Сочтя, что и правда встретил понимающего собеседника, молодой человек продолжил выкладывать все, что было на душе и за душой, даже поделился надеждами обзавестись ребеночком в будущем году, и прочими мыслями, о которых стоило бы вести разговоры с женой в постели. Парень говорил и говорил, уже не стесняясь приправлять речь крепкими словечками, пока, наконец, смотритель не поднялся, чтобы уйти. Молодой человек понял, что он даже не спросил имени гостя.
– Господин, а как вас же величать? Прошу, оставьте свою карточку. Я скажу им, что вы приходили.
– Просто передай, что приходил большой мужчина, вот в таких высоких сапогах. Передай еще, чтоб вечером гостей не принимали, потому что я приду.
– Чтоб не принимали гостей, потому что вы пожалуете?
– Так и скажи. Я обязательно приду. А еще я угощу тебя вином. Мы ведь друзья теперь.
– Точно. Друзья.
Смотритель похлопал парня по плечу своей мясистой ручищей и сошел на берег, а затем поднялся на следующую лодку.

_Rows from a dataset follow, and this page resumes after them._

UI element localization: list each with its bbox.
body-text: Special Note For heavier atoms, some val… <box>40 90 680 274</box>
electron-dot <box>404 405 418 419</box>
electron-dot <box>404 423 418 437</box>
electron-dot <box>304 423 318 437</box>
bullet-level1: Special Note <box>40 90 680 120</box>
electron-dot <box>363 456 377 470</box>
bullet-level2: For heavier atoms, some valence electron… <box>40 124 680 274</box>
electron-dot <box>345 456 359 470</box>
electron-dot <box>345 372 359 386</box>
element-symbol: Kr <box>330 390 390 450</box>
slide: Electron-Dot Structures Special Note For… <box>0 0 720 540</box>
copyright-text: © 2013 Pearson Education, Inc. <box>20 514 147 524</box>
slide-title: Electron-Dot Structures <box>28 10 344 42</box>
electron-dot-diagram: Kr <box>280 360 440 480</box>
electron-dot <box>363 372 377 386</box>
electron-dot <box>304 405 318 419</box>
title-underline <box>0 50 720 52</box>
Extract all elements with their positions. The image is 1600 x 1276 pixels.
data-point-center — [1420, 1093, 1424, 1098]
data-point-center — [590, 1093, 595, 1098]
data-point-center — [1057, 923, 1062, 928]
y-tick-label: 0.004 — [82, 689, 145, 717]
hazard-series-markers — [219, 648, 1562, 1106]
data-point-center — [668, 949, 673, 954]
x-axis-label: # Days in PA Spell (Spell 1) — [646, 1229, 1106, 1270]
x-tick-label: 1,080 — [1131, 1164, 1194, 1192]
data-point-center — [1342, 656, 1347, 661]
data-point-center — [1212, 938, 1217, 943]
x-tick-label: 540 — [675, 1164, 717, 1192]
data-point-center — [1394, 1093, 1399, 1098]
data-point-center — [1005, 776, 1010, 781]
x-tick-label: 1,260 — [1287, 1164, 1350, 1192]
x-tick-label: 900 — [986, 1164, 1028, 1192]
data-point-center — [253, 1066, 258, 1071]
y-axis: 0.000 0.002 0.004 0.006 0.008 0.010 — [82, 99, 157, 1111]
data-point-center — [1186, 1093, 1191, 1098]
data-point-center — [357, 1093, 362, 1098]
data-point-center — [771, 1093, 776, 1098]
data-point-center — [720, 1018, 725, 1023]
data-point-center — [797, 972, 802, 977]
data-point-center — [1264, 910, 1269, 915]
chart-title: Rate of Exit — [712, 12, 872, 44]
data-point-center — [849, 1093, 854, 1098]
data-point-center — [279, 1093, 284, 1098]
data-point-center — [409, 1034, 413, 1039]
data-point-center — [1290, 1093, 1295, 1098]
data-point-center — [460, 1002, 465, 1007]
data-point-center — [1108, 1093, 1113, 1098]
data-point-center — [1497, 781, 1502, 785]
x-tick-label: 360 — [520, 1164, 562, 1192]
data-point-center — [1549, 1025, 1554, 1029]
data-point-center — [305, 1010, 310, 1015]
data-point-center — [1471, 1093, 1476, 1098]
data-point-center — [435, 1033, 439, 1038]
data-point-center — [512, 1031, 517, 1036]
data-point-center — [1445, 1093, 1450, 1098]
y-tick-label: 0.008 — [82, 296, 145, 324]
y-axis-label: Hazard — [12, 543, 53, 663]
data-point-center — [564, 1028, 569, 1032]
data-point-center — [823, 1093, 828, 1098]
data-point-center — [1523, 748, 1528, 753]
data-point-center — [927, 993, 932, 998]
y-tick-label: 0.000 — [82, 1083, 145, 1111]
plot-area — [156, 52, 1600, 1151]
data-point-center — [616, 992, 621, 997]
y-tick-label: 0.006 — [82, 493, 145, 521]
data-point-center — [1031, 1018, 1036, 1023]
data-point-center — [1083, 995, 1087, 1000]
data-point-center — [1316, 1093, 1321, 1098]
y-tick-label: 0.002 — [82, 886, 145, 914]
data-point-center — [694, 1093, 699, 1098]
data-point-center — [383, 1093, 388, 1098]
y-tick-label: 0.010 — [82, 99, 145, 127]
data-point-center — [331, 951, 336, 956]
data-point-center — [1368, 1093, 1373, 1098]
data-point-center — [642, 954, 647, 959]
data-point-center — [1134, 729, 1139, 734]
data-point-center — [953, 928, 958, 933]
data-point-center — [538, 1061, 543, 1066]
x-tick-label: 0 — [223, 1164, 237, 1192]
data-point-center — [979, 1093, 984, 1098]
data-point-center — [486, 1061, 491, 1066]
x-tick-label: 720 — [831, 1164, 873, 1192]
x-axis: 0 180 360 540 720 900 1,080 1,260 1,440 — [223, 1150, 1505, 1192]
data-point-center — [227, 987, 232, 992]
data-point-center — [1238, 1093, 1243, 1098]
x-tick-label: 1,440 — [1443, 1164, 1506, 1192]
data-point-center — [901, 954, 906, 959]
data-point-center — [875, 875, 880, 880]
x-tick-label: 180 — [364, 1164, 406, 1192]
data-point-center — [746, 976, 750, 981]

После ухода смотрителя молодой человек стал гадать, кем же был этот здоровяк. Ему впервые довелось говорить с таким благородным человеком. Он вовек не забудет этого. Этот господин мало того что общался с ним сегодня, так еще и другом назвал, и выпить пригласил! Молодой мужчина предположил, что это, должно быть, один из постоянных клиентов Лао Ци. Та наверняка вытрясла из него немало денег. Парня накрыла внезапная волна радости, ему захотелось петь, и он тут же на мотив припевок из деревни Сыси тихонько затянул:
Речные воды разлились,
В запруду карпы собрались.
Величиной с сандалии,
Большие есть и малые.
Он ждал, но ни жена, ни остальные не возвращались. Он вспомнил изящество манер и речи большого господина, вспомнил его блестящие сапоги. Не иначе, такими красивыми их сделало самое лучшее масло горной хурмы. Вспомнил тяжелый золотой перстень, который стоил больше, чем он мог вообразить. Он не знал, чем его так привлекло это украшение. Вспомнил, как гость кивал головой, как разговаривал, – важный, словно губернатор или генерал – для Лао Ци он, поди, точно бог богатства Цайшэнь! Парень начал петь другую песню, забористую, как любили жители деревни Янцунь:
Командир ополченцев усердно в лесу уголек возжигает,
В его доме тем временем староста дочке очаг распаляет,
У кого-то от жара батат набухает,
У кого-то лишь копоть лицо покрывает.
К полудню люди на лодках начали готовить обед. Сырые дрова у парня горели плохо, дым валил в разные стороны, заставляя его плакать и чихать, пластался над водой пеленой тонкого шелка. Слышно было, как повар в ресторанчике у реки стучит черпаком по кастрюле, как на ближней лодке в котел плюхается капуста. Лао Ци так и не появилась. Фокус с разжиганием сырых дров на борту молодому человеку не удался, маленькая железная печка осталась холодной. Он промучился с ней целую вечность, и, наконец, сдался.
Оставшись голодным, парень присел на низкий табурет и вновь задумался. Безрадостные мысли заполнили его голову; утренний гость, похожий на гигантский кошель, туго набитый деньгами, стоял перед глазами. Из головы не шло темное от вина, налитое кровью лицо с квадратной челюстью, пористое, будто мандариновая корка; оно вызывало отвращение и ненависть. Казалось бы, зачем ему вспоминать это? Он будто вновь услышал: «Вечером пусть не принимают гостей, я приду». Он посмел сказать их ему, мужу Лао Ци! Какой наглец! Почему вообще он это сказал? По какому праву?